Measurement of Endotoxin Activity

The endotoxin activity of purified flagella of Cronobacter species was assayed using the LAL assay (Lonza), according to manufactureŕs recommendation. Briefly, 100 µl of protein was incubated with 100 µl of LAL for 60 min at 37°C by duplicate. After 1 h incubation, the samples were analyzed visually by simply inverting the reaction tube. In the presence of endotoxin, gelation occurs whereas in the absence of endotoxin, gelation does not occur.

Transient Expression of TLR5 in HEK293 Cells (293-hTLR5)

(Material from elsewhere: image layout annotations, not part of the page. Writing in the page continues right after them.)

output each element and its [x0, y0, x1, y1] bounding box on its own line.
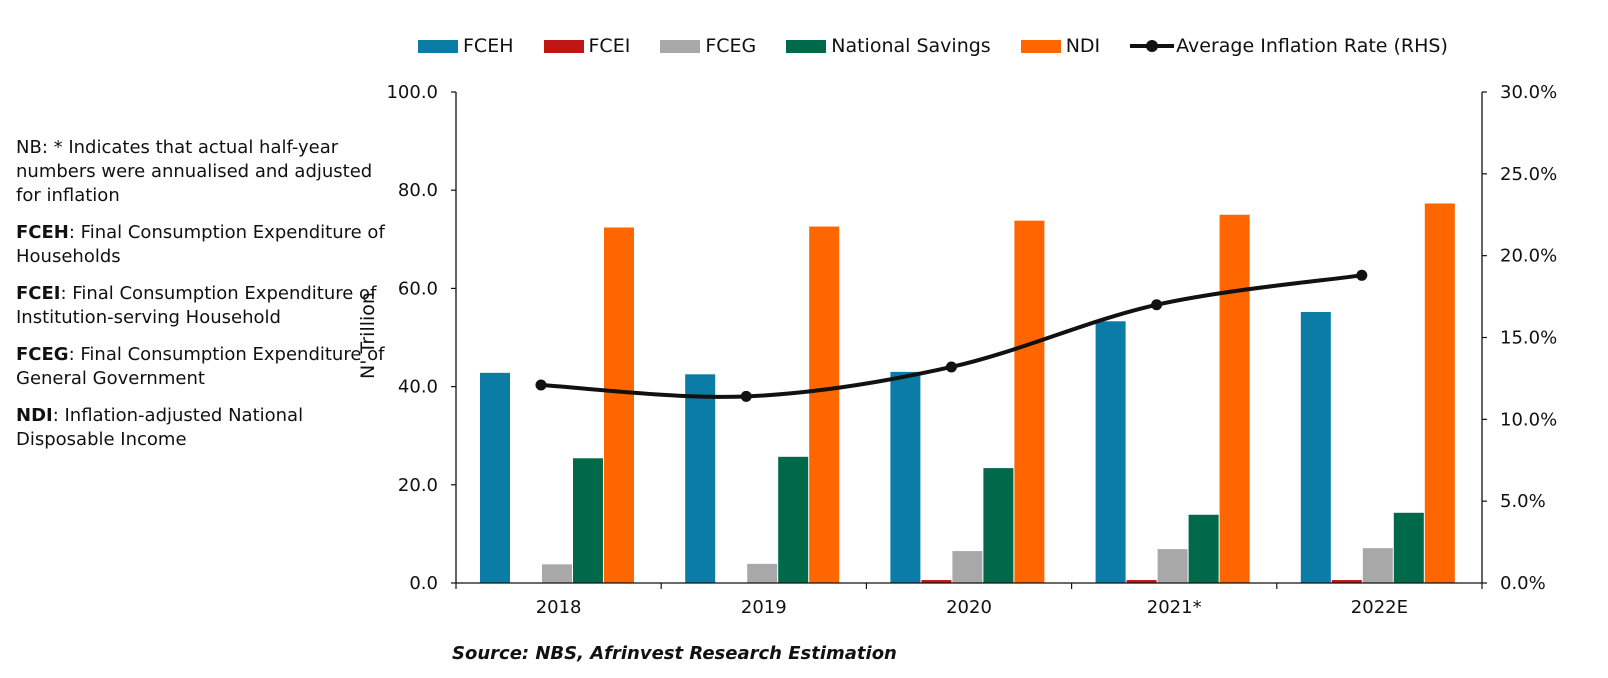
y2-tick-label: 5.0%	[1500, 491, 1546, 512]
legend-line-marker	[1130, 39, 1175, 53]
y-tick-label: 20.0	[398, 475, 438, 496]
bar-ndi-2020	[1014, 220, 1045, 583]
bar-ndi-2018	[604, 227, 634, 584]
y-tick-label: 0.0	[409, 573, 438, 594]
legend-label: FCEG	[705, 35, 757, 57]
bar-fceh-2021	[1095, 321, 1126, 583]
bar-fcei-2022e	[1331, 580, 1362, 583]
legend-item-fceg: FCEG	[660, 35, 756, 57]
legend-swatch	[543, 39, 584, 53]
legend-swatch	[418, 39, 458, 53]
bar-fceh-2020	[890, 371, 921, 583]
legend-swatch	[660, 39, 701, 53]
y-tick-label: 40.0	[398, 377, 438, 398]
note-term: FCEG	[16, 344, 69, 365]
bar-fceg-2019	[747, 563, 778, 583]
legend-item-national-savings: National Savings	[786, 35, 991, 57]
bar-fceg-2018	[542, 564, 572, 583]
inflation-point-2020	[945, 361, 957, 373]
bar-fceh-2019	[685, 374, 716, 583]
bar-national-savings-2020	[983, 468, 1014, 583]
legend-label: FCEI	[588, 35, 631, 57]
note-term: FCEI	[16, 283, 61, 304]
x-tick-label: 2022E	[1351, 597, 1408, 618]
inflation-point-2022e	[1356, 269, 1368, 281]
legend-item-average-inflation-rate-rhs: Average Inflation Rate (RHS)	[1130, 35, 1448, 57]
y2-tick-label: 15.0%	[1500, 328, 1557, 349]
y-tick-label: 60.0	[398, 278, 438, 299]
y-tick-label: 100.0	[386, 82, 438, 103]
source-note: Source: NBS, Afrinvest Research Estimati…	[452, 643, 897, 664]
bar-fceh-2018	[480, 372, 510, 583]
x-tick-label: 2018	[536, 597, 582, 618]
y-tick-label: 80.0	[398, 180, 438, 201]
note-text: : Final Consumption Expenditure of House…	[16, 222, 385, 267]
bar-fcei-2021	[1126, 580, 1157, 583]
note-term: NDI	[16, 405, 53, 426]
nb-note: NB: * Indicates that actual half-year nu…	[16, 137, 373, 206]
bar-ndi-2022e	[1424, 203, 1455, 583]
bar-fcei-2020	[921, 580, 952, 583]
legend-label: Average Inflation Rate (RHS)	[1176, 35, 1448, 57]
x-tick-label: 2021*	[1147, 597, 1202, 618]
legend-item-fceh: FCEH	[418, 35, 514, 57]
legend-item-ndi: NDI	[1020, 35, 1101, 57]
note-term: FCEH	[16, 222, 69, 243]
inflation-point-2019	[740, 390, 752, 402]
bar-national-savings-2019	[778, 456, 809, 583]
bar-national-savings-2022e	[1393, 512, 1424, 583]
y2-tick-label: 30.0%	[1500, 82, 1557, 103]
x-tick-label: 2019	[741, 597, 787, 618]
note-fcei: FCEI: Final Consumption Expenditure of I…	[16, 282, 386, 330]
chart-legend: FCEH FCEI FCEG National Savings NDI Average I…	[418, 34, 1478, 58]
legend-swatch	[1020, 39, 1061, 53]
bar-national-savings-2021	[1188, 514, 1219, 583]
legend-label: FCEH	[463, 35, 514, 57]
bar-fceg-2020	[952, 551, 983, 583]
x-tick-label: 2020	[946, 597, 992, 618]
note-text: : Final Consumption Expenditure of Gener…	[16, 344, 385, 389]
legend-label: NDI	[1065, 35, 1101, 57]
y2-tick-label: 20.0%	[1500, 246, 1557, 267]
note-text: : Inflation-adjusted National Disposable…	[16, 405, 304, 450]
y2-tick-label: 25.0%	[1500, 164, 1557, 185]
notes-panel: NB: * Indicates that actual half-year nu…	[16, 136, 386, 465]
legend-label: National Savings	[831, 35, 991, 57]
legend-item-fcei: FCEI	[543, 35, 631, 57]
bar-ndi-2019	[809, 226, 840, 583]
bar-ndi-2021	[1219, 214, 1250, 583]
note-fceh: FCEH: Final Consumption Expenditure of H…	[16, 221, 386, 269]
bar-fceg-2022e	[1362, 548, 1393, 583]
legend-swatch	[786, 39, 827, 53]
y2-tick-label: 10.0%	[1500, 409, 1557, 430]
y2-tick-label: 0.0%	[1500, 573, 1546, 594]
note-ndi: NDI: Inflation-adjusted National Disposa…	[16, 404, 386, 452]
note-fceg: FCEG: Final Consumption Expenditure of G…	[16, 343, 386, 391]
inflation-point-2021	[1151, 299, 1163, 311]
bar-fceg-2021	[1157, 549, 1188, 583]
inflation-point-2018	[535, 379, 547, 391]
bar-national-savings-2018	[573, 458, 603, 583]
note-text: : Final Consumption Expenditure of Insti…	[16, 283, 377, 328]
bar-fceh-2022e	[1300, 311, 1331, 583]
y-axis-title: N' Trillion	[357, 292, 379, 379]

Human epithelial kidney cells (HEK293-hTLR5) were obtained from InvivoGen (San Diego, CA) and grown in Dulbecco modified Eagle medium (DMEM) high glucose supplemented with 10% fetal calf serum (Gibco, Invitrogen USA) and 10 µg/ml blasticidine (InvivoGen). HEK293-hTLR5 cells were removed with PBS after reached a 70–80% confluence and seeded 1.5×105 cells per well. The plate was incubated at 37°C with 5% CO2 and by 18–20 h. The medium was removed and replaced with fresh growth medium DMEM high glucose supplemented with 10% fetal calf serum and 10 µg/ml blasticidine [56]. The cells were stimulated by 24 h with 100 ng/ml of flagella and flagellin of C. sakazakii (ST1) and FliC from S. enterica serovar Typhimurium, respectively. Blocked assay was performed using 10 µg/ml of anti-hTLR5-IgA monoclonal antibodies for each flagella tested. TLR5 stimulation was assessed determining the levels of IL-8 using an ELISA kit, as previously described.

Statistical Analyses

All statistical analyses were performed using the SPSS software (SPSS Inc. Chicago IL) Pearson’s correlation coefficients between the levels of cytokine secretion and those of Cronobacter species flagella and flagellin were calculated. The significance of the differences between each cytokine secretion levels induced by different treatments was calculated using one-way analysis of variance, followed by Sheffe posthoc test. The p value was determined using a tow-tails test.

Study Approval

The study was approved by the Research, Ethics and Biosecurity Committee of the Hospital Infantil de México with permit number HIM/2011/082.